Mesmo sabendo que em seus devaneios ele não a ouvia, sua companheira tentava replicar. Eu não me contive, ouvi calado toda aquela história, mas em dado momento perguntei quais foram os motivos que levaram o senhor “Neguinho das pedaladas”, como a sua esposa o chamara, todas as noites ter seu sono agitado, então a esposa me falou que num determinado dia ele pegou a estrada da mata para cortar molhos de palmeira, fazerem cestos e venderem. era assim teriam mais uma renda no final do mês, e ao chegar lá levou uma carreira danada, escondeu-se atrás de uma moita e viu o danado de um preá pendurado na boleia do caminhão, retornou pela estrada, ao longe encontrou uma casa com varanda e ali estava uma menina sentada numa rede balançando pregada em dois esteios, quando ela olhou começou a gritar, “ai, sai seu Zé”! Ele disse que correu para acudir a tal menina, pois pensou que ela estava em apuros, olhou para os lados e sem querer avistou um bezerro voando, dizendo que quando olhou o bezerro o referido pedia passagem, minha filha, meu marido disse que em dado momento sentiu tanto medo que caiu de ribanceira abaixo, arranhou-se todinho, desmaiou e quando acordou tinha um passarinho cantarolando ao lado, bem que te vi...era um bem te vi, foi assim que ele voltou para casa desanimado, amarelo, muito chateado porque não conseguiu o que queria, daí por diante ficou desse jeito desmemoriado, mas quando dorme lembra tim, tim, por tim, tim, é inacreditável.

- Como você conheceu “Neguinho das pedaladas”?

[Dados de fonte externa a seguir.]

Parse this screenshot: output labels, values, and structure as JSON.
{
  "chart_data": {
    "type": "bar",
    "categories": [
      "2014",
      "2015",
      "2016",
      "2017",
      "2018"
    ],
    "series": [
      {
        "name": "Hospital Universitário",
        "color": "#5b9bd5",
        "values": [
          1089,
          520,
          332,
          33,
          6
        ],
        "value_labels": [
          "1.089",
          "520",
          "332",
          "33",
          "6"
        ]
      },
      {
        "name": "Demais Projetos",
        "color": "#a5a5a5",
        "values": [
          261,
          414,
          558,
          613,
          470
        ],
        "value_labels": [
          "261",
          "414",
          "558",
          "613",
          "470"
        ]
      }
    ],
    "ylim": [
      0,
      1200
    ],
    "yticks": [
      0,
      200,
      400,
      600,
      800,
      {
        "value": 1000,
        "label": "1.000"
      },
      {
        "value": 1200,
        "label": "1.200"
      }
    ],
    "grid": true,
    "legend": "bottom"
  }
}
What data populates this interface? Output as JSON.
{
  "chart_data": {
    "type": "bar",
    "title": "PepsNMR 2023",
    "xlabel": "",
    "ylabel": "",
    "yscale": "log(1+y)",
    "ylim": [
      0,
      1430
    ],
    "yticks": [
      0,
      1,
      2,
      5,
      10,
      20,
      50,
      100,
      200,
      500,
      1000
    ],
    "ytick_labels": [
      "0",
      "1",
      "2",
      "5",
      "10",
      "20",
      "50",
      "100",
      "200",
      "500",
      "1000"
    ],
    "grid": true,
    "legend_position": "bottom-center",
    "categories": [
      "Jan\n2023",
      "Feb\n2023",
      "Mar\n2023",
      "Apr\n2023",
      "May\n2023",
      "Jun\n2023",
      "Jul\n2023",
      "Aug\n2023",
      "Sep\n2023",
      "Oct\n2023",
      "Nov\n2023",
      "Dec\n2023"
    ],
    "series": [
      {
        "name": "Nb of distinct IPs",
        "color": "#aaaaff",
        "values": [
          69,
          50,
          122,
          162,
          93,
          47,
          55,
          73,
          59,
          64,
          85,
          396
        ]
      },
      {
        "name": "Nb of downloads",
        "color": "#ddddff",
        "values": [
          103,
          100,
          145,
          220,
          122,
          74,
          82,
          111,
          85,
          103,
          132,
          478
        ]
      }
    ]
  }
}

- Conheci-o, respondeu Virna, se apresentando nos semáforos, nos pontos de ônibus lotados das praças, com uma bola e uma bike aro 29, ora ele estava com a bola na cabeça, ora com a bicicleta, sempre fazendo suas piruetas, daí a população o batizou carinhosamente com esse nome, fui embora, porém quinze dias depois retornei e o encontrei com da primeira vez fazendo as mesmas coisas, então sentei ao lado esquecendo-me do tempo e quando ele terminou seu trabalho me cumprimentou com um sorriso, conversamos por horas intermináveis e para encurtar a história, o senhor acredite ou não, em pouco tempo estávamos casados, mas como lhe relatei, após o trauma sofrido ele foi diagnosticado com a síndrome do pânico, não pode ficar um só instante sozinho, porém teve um dia que me descuidei dele e senti que alguém tentava despertar-me, abri os olhos e ainda sem acreditar, este alguém com uma folha de papel nas mãos diz por entre o espesso vidro transparente,

- Cuidado com o “coelho”! Procurei embaixo dos bancos na sala de espera do consultório e não vi coelho algum, isso deveras me assustou, porque aquela não era a minha intenção de machucar qualquer animal, e continuo falando porque as pessoas ao redor não retiravam os olhos de mim,

- Qual coelho o senhor está a falar? Por aqui não passou nenhum bicho, mas o homem abre a estreita porta com cuidado, caminha na minha direção aparentando um pouco de preocupação, e sem deixar de sorrir, retruca apontando o local, nossa, que equívoco, eu pensei comigo mesma, 

- Senhora, o seu “joelho” está inchado, por isso falei que precisa ter cuidado com ele, aqui tem mais espaço, colocando um banco para que eu estirasse a minha perna, agradeci a gentileza e retribui o sorriso amável daquele homem, assim novamente fechei os meus olhos e continuei a ruminar os meus pensamentos que naquele instante eram muitos, dez minutos depois fui interrompida, chamaram-me pelo nome, chegou a minha vez de entrar para fazer o exame tão esperando, porque coração não é brinquedo e enquanto ele continuar pulsando, haverá dentro de mim uma paixão escondida no seguimento da própria vida. 

Pousando aqui e acolá, o homem escreve momentos enquanto que a mulher mesmo freando seu ego, sai descrevendo sentimentos, e outros nem isso fazem, se isolam do mundo, mas o amanhã é uma incógnita, cheio de surpresas, e nas idas e vindas retornam para o mesmo lugar, é por isso que mantenho vários cadernos atualizados e guardados.